Взгляды Стурдзы на протяжении его жизни практически не менялись. Он был удивительно последователен и однообразен в своих суждениях. Его многочисленные произведения это хорошо показывают. Но менялась обстановка вокруг него. Когда он, по заданию Александра I, писал свою печально знаменитую «Записку о нынешнем положении Германии» для участников Аахенского конгресса, он был настроен в общем не менее либерально, чем когда писал «Рассуждение об учении и духе православной церкви». Но это был либерализм особого свойства, близкий по своему содержанию к тому религиозно-мистическому либерализму, которым увлекался Александр I и его ближайшее окружение в 1810-е гг. Хотя сам Стурдза, не очень был склонен к мистицизму и даже впоследствии резко критически отзывался о мистиках Александровской эпохи, тем не менее он был тесно связан с мистическим окружением царя через свою сестру Роксандру. Через нее же он лично познакомился с Баадером, и, как полагает Э. Сюсини, именно Баадер был негласным консультантом Стурдзы во время его работы над «Запиской о нынешнем положении Германии»428.

Таким образом, «Записка» Стурдзы является всего лишь развитием тех либерально-религиозных идей, которые призваны были утихомирить Европу после революционных и военных потрясений. Жизнь немецких университетов мало напоминала атмосферу религиозного умиротворения. Те национально-освободительные и объединительные идеи, которые вдохновляли немецкие земли в 1813 г. и делали немцев союзником Александра I в борьбе с Наполеоном, теперь обернулись против русского царя. Много лет спустя Стурдза верно отмечал, что изменилась не политика Александра I, а ситуация вокруг нее: «Политический мир повернулся вокруг своей оси»429. «По всей Германии кипел дух мятежа и ропота, возбуждаемый кичением учености во всех вместилищах высших наук. Университеты со всем вспомогательным войском журналистов, профессоров и студентов сделались рассадником не только образования юношества, но и преобразования политического. Сие стремление усиливалось воспоминаниями подвигов 1813 года и какою-то неуютностию всех состояний; ибо прилив и отлив Наполеонова владычества, расстроив старое общежитие и не утвердив нового, оставили за собою в умах волнение мечтательных надежд, чего-то искавших сквозь туман сумрачной Немецкой философии»430.

Сам Стурдза отнюдь не был противником объединения Германии, каким его представляли. Но объединение он понимал как результат просвещения. По его мнению, причины расчленения Германии заключаются в ней самой и объясняются чрезмерной «подвижностью людей и сословий» как следствия Французской революции и наполеоновских войн. Германия так и останется расчлененной, до тех пор, «пока важные шаги на поприще народного образования не вдохнут новую жизнь в федеративную систему и не соединят составные части государства вокруг упорядоченного центра»431.

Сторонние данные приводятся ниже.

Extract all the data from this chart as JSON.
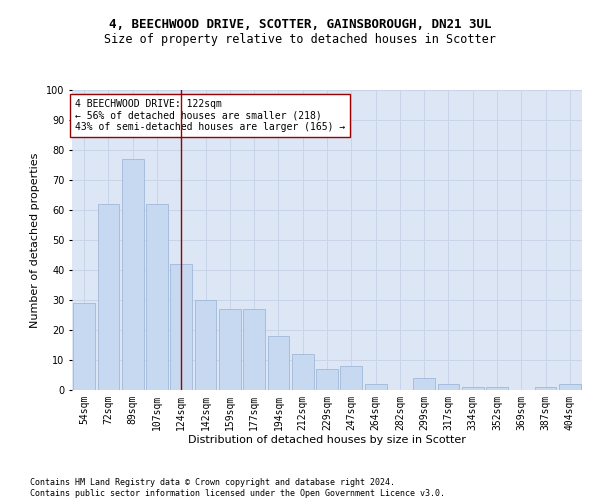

В качестве важного шага на пути к объединению Германии Стурдза предлагает создать «Немецкий национальный институт в одном из вольных городов Германии. Такое учреждение заняло бы многие умы, скорее заблудшие, чем безнравственные. Оно очистило бы язык, подтолкнуло бы вперед науки и искусства; оно подняло бы федеральную власть и нечувствительно утвердило бы ее в праве влиять на общественное мнение»432.

Стурдза высказывает мысль о том, что по состоянию школ следует судить о состоянии государства. Само законодательство должно быть «искусно выстроенной педагогической системой». С этой точки зрения немецкие университеты с их широкой автономией и корпоративностью представляют собой «обветшалые руины средневековья, едва совместимые с учреждениями и потребностями нашего века; объединения без смысла и цели, составляющие государство в государстве, они оживлены надменным корпоративны духом, который сбивает юношей с истинного пути и пагубно влияет на общественные настроения. Скопища всех заблуждений века, университеты продлевают жизнь всем несправедливым теориям, всем обманным учениям, плачевный опыт применения коих уже разочаровал большую часть наших современников. Университеты всецело распоряжаются будущим целой нации – и ни одно правительство не требует от них отчета по существу, не вникает в методу тамошнего образования. Словесность, науки, правосудие, даже святость алтаря – все вверено университетам, а между тем ничто не удостоверяет, что они должным образом управляют государственным достоянием. Подчиненные единой системе правил, университеты всякий день могли бы исчезнуть; их поддерживает, с одной стороны, соблазнительность так называемых академических свобод, с другой – странная метода некоторых германских правительств: они упорно смотрят на университеты как на финансовые спекуляции, удобные для привлечения в страну наличных денег»433.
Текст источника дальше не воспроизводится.